Allowing employees to make decisions on their own — with your support — can yield many benefits. For starters, just telling people what to do disempowers them and makes them feel devalued, while independence and autonomy makes them feel more valued.

Empowered employees also buy in to projects and assignments; it’s easier for employees to commit to something they’ve had a hand in deciding. In addition, it’s also easier to hold them accountable for results. Moreover, studies show that employees value engagement and empowerment over money, in terms of how they impact job satisfaction.

How do you get command-and-control managers to buy into the concept of coaching? After all, most managers didn’t develop their management styles overnight, and en-trenched habits are hard to break. Pruett suggests appealing to their sensibilities by asking them how they’d want to be led: micro-managed or empowered? Or appeal to their sense of what’s best for their company or organization. And it’ll get easier after they begin to see results from their new coaching approach to management.

“One of your jobs as a manager is to develop your employees and find your replacement, and this is a purposeful way to do that,” Pruett says. “Some people feel threatened by that concept. But for most people, they just lack the skill — no one ever taught them.

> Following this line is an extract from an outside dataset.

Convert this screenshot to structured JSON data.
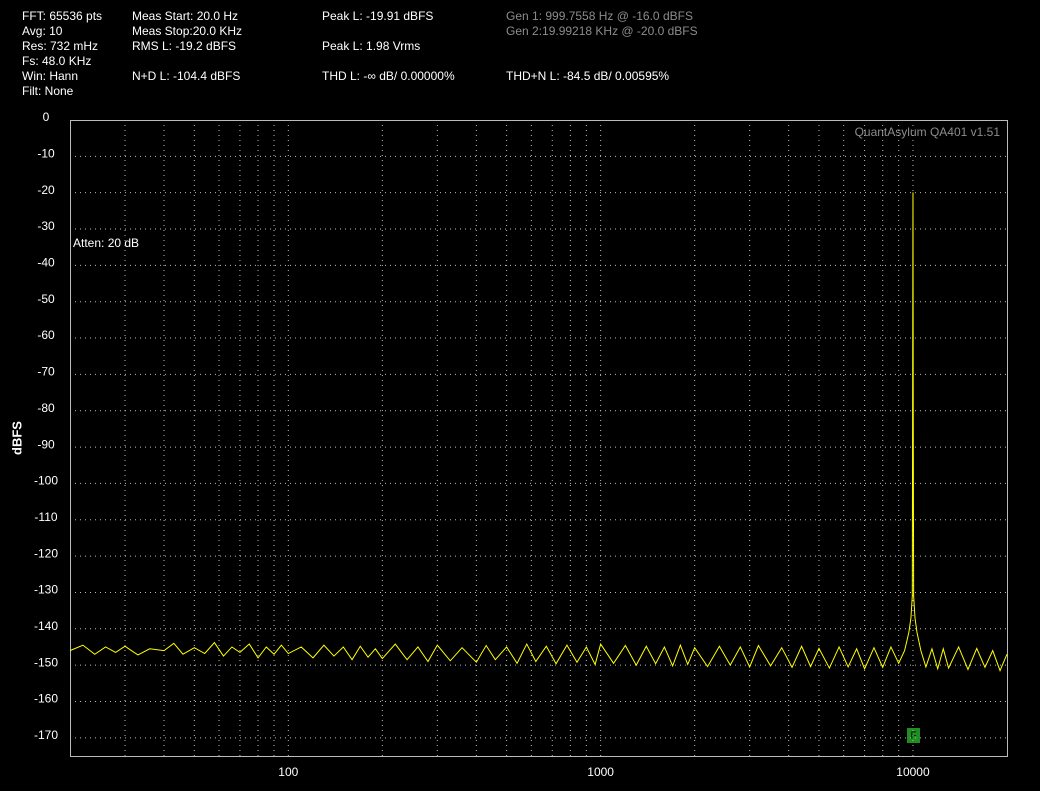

“When they get a chance to learn coaching skills, they do remarkably well,” he continues. “All of sudden, they see that it works, that it actually can make their life better.”

Basic skill requirements

Pruett says effective coaching requires six basic skills:

  • 1. A good manager-employee relationship. If you don’t trust each other, coaching will be ineffective.
  • 2. Great listening ability. Good coaching is 80 percent listening and 20 percent talking.
  • 3. Asking thought-provoking questions. Pose questions that make people reflect on or analyze their situation, so they can make effective decisions. For example, instead of asking an employee how they spent a day, ask him or her how they could have been more effective. This spurs some internal evaluation and engages thinking skills.
  • 4. Effective strategizing. When you assign a project, don’t tell employees what to do. Instead, talk about the best ways to complete it — discuss resources needed, deadlines, potential obstacles, etc.
    “It’s like a roadmap,” Pruett points out. “Often there are one thousand ways to get to the same endpoint. But it’s your job to help them figure out that best way for them and for the company.”
  • 5. Provide feedback. Challenge employees’ assumptions and point out any inconsistencies in their approach to a project. Moreover, hold them accountable — pin them down to making a commitment.
  • 6. Offer encouragement. This is particularly important for employees who resist change and may not feel comfortable in their new, more-engaged role.

“Just give them a pat on the back,” Pruett suggests. “Sometimes it’s as simple as giving them permission … or helping them believe in themselves. Just don’t encourage them to do something way beyond their skill level.”

All six skills are entwined, Pruett notes; none of them stand alone. And learning these skills, as well as changing your management style from a drill sergeant to a coach, may take some time.

“But if you make an honest effort, starting with a sincere desire to do what’s best for employees, these skills will take you a long way down the road toward maximizing the effectiveness of your employees,” he concludes.